Há coisas parvas que se fazem. E ler Primo Levi ao deitar, já escrevi isto aqui há uns semanas, é uma dessas coisas. Naquela horinha que me serve para erigir uma suave ponte para o negro do sono, essa em que procuro ler coisas que outros compromissos, infelizmente, não mo permitem, é precisamente essa que venho ocupando com o complicado sistema de trocas de rações de pão e sopa nos campos de concentração, as pessoas que perderam a história num fino trapo de sujidade e ossos, a doença ligeira como benção, o adormecer na fome ou os mais mirabolantes esquemas de sobrevivência.
Num dos capítulos de Se isto é um homem, Levi escreve sobre essa divisão entre os homens que se salvam e os que sucumbem. Estes últimos são os que apenas cumprem as regras, os primeiros são aqueles que mais facilmente silenciam hábitos e instintos sociais. Os que sobrevivem são os que rapidamente percebem que estão sós e o que Outro é o "inimigo". Por sobre esse outro - refugiado, estrangeiro, incumpridor de normas (ou demasiado cumpridor, depende do contexto) - o cinema sempre se refastelou. Parece apenas uma diferença de grau: entre o índio do western, o mexicano amigo mas estranho, ou as viagens à Europa que o terror elege com frequência como uma descida ao inferno e ao obscuro.
Jeremy Saulnier é um realizador que em 2013 fez um filme chamado Blue Ruin sobre um homem comum e uma vingança. O tema do terror originado no desespero das circunstâncias extremas é um herdeiro de Levi. Do ano passado é o mais recente de Saulnier, Green Room. Com mais dinheiro e com Patrick Stewart e Imogen Poots, o realizador continua aqui a explorar essa ideia do contexto poder produzir a monstruosidade, mas desta vez descansando dos toques xenófobos que o americano médio papa tão bem. Os visados são um grupo de neo nazis que procura acabar com as testemunhas de um assassinato. Testemunhas essas que são uma banda de jovens que ali tinham vindo dar um concerto.
Obviamente que estamos aqui a falar de uma caricatura ingénua, interessando sobretudo os gestos formais de Saulnier. Green Room passa a ideia de que a sobrevivência se liga a uma rápida compreensão da passagem do paint ball à guerra, das balas de tinta às balas reais. Essa passagem deixa antever também a clássica imagem da organização dos oprimidos para resistir aos opressores.

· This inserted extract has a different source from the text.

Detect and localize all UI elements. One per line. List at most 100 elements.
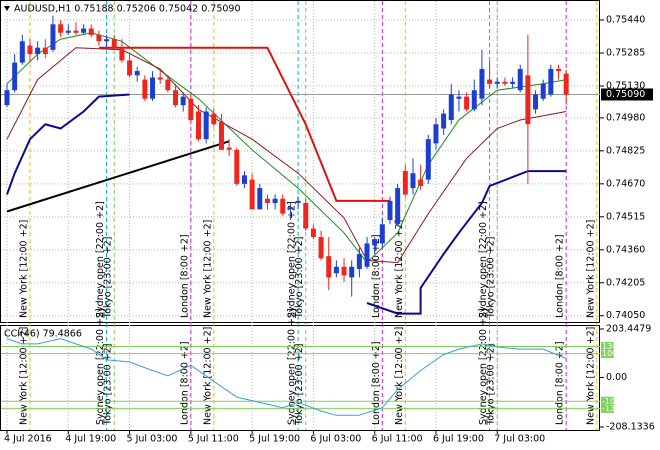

Sobre essa, Levi não põe em causa que possa existir até um dado limite. Contudo, quando a extensão do green room são barracões e barracões incontáveis como ante-câmara do extermínio, para sobreviver interessa sobretudo outra coisa: a organização, a piedade e o roubo.
Nesse esquema de darwinismo social levada ao horror, esses três ficaram aí conosco: a organização, a piedade e o roubo. Pequenos, dissimulados, os players como os que se salvam, vulgo, homens de "visão".
Não sei onde vou com isto. Sei que esta dose diária de insónia que administro ao meu sono me deixa consciente desta cruel balança. Como sobreviver? Em que prato da balança meter o pé? Entretanto, chegado ao final do livro de Levi, desconfio bem que prolongarei o sofrimento. O meu e, provavelmente, o vosso.